In the previous description, numerous specific details are set forth, such as specific materials, structures, manufacturing processes, etc., in order to provide a better understanding of the present invention. However, the present invention can be practiced without resorting to the details specifically set forth. In other instances, well-known processing materials and techniques have not been described in detail in order not to unnecessarily obscure the present invention.

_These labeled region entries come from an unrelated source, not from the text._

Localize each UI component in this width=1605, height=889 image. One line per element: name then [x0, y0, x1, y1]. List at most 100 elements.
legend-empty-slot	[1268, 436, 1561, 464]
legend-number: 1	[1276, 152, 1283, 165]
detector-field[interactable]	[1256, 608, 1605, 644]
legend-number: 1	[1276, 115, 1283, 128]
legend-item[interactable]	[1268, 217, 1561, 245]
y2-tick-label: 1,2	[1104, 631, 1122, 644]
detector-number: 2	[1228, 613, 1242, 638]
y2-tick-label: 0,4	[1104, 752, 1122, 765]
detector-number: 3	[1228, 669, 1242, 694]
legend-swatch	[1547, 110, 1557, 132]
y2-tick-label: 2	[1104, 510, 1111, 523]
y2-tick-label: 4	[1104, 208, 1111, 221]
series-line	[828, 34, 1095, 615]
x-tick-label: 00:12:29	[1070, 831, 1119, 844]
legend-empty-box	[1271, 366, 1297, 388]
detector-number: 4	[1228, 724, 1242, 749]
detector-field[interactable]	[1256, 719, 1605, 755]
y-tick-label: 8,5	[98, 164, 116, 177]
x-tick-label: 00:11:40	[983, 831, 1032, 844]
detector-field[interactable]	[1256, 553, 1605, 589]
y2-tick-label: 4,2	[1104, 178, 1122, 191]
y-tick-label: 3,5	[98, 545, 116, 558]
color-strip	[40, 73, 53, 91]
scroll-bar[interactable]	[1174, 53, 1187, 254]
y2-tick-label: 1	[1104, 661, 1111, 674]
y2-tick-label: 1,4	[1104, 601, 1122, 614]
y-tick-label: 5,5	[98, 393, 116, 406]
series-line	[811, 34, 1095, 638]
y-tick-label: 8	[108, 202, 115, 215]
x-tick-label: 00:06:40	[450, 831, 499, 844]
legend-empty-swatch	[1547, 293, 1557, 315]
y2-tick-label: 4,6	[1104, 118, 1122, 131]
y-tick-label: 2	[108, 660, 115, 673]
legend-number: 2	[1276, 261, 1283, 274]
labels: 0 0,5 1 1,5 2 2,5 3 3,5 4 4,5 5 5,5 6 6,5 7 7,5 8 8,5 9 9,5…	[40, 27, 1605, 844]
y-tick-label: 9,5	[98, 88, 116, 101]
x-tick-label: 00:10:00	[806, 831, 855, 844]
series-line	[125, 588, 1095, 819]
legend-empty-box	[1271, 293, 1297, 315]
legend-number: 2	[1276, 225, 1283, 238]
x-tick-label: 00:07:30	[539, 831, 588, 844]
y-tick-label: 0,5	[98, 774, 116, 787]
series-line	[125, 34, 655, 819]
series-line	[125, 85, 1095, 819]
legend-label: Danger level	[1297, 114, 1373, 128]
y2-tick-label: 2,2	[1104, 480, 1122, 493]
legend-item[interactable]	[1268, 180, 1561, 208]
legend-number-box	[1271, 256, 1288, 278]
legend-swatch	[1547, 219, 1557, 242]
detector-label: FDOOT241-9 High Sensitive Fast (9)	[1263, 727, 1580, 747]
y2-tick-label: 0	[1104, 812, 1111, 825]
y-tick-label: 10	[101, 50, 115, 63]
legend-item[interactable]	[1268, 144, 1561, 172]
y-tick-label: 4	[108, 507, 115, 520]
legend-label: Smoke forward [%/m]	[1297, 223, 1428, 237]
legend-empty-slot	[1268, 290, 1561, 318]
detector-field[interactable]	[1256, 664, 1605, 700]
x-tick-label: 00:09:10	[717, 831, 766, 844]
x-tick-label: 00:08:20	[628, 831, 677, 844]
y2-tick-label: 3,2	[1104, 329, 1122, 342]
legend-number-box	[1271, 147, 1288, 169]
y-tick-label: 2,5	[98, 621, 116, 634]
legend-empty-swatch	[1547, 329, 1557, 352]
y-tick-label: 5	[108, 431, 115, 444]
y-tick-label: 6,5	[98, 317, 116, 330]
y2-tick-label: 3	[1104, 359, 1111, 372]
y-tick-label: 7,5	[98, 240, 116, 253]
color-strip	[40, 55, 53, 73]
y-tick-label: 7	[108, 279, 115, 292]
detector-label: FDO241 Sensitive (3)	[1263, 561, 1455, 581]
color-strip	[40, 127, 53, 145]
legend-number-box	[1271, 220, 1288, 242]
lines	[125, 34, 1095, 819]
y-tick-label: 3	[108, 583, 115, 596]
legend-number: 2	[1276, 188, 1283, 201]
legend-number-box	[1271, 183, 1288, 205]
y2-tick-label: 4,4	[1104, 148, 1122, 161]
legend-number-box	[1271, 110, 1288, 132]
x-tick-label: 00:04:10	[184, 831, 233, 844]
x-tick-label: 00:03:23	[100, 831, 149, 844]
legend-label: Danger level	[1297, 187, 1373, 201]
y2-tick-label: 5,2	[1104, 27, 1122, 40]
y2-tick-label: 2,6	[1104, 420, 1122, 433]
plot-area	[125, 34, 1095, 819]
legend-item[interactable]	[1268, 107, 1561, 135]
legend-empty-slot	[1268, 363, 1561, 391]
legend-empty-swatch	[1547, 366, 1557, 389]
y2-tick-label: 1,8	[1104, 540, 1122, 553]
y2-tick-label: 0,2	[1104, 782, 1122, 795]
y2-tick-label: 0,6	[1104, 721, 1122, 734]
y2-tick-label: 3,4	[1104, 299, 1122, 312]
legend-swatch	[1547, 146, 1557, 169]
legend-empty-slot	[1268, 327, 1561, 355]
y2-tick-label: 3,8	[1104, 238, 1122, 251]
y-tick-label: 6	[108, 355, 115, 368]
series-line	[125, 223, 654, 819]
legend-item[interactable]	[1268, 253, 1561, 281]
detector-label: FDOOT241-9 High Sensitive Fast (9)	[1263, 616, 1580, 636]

Only the preferred embodiments of the present invention and but a few examples of its versatility are shown and described in the present invention. It is to be understood that the present invention is capable of use in various other combinations and environments and is susceptible of changes and/or modifications within the scope of the inventive concept as expressed herein.